With the switch in the position shown the neck pickup is selected and the middle knob acts as a tone. If this 5 way switch was 2 clicks on it would select just the middle pickup and the end tone know would be engaged.So you can pre-set a tone setting for a pickup. I guess it was considered a step up from the Telecaster’s single tone control for the whole guitar.
That’s great but it means with a standard stratocaster there is no tone control for the bridge pickup. If ever there was a pickup that needed a bit less treble its the strat bridge pickup. If you refer back to the wiring diagram you can see a little red wire on the switch connecting 2 legs together. Adding that little wire with mean that the tone control for the middle pickup will also work for the bridge pickup.
It’s the simplest of all Strat Wiring mods but a very useful one and a good place to start if you’re new to experimenting with wiring.
What is SSS, HSS and HSH?
SSS – means 2 single coil pickups so a simply a standard Strat configuration.
HSS – That’s a Strat but with a humbucker (H) in the bridge position.

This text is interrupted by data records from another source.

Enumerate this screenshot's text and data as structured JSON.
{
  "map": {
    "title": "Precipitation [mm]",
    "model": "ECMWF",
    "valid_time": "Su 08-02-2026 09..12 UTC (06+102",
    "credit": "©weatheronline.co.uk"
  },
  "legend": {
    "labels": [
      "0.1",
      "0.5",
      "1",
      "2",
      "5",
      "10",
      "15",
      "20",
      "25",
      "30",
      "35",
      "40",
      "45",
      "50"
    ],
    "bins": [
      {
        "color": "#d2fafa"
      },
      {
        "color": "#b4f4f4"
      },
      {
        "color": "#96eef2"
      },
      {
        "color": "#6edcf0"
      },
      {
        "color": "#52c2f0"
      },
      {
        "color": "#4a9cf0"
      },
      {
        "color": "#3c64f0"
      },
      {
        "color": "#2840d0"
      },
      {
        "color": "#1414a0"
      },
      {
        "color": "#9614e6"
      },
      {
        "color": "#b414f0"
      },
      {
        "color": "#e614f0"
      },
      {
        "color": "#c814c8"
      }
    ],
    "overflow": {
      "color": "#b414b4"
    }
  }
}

The reason you might want a humbucker is for a fatter bridge pickup sound. Standard Strat bridge pickups can sound a bit weedy. All the Strat bridge pickups I make have a little bit more power to offset this but a humbucker may well suit you better anyway. This makes for a very versatile guitar but retaining the simplicity of the original design. On stage there is so much going on that complicated switching options can often work against you.
HSH – You’ve guessed it – there’s a humbucker in the neck and bridge positions. This is often used with coil tapping. The idea is to have both Gibson and Fender sounds in one guitar. Usually positions 1 and 5 of the switch will give either bridge or neck humbucker on their own. Positions 2, 3 and 4 will be combinations of the middle single coil pickup and the humbucker with 1 coil switched off (coil tapping) or series/parallel etc. There are so many options and combinations possible and some spectacularly complicated wiring to figure out to make it work.
For some of the more complicated wiring options the conventional 5 way switch just isn’t enough. There is a type of switch commonly called a ‘super switch’ that gives these extra options. It looks the same from the outside and is the same to operate but under the hood there’s a lot more going on. This switch allows you to wire up just about all the options imaginable. Maybe I’ll write more about them some other time.
Do I turn it all up full?
A lot of players do but I feel they’re missing out on a lot of tones. Try backing off the volume and tone to about 8 and setting the amp sound to that. It really is worth trying it. As you turn the volume down your sound looses a little treble. This can really smooth things out and give you an easier tone to work with. With your volume at 8 you also have somewhere to go if you need that bit extra for a big solo.
Now I’m at the end of this blog I realise there are a lot more diagrams to draw and a lot of wiring options to discuss. Not just for Strats, there are modifications that can be done on any guitar.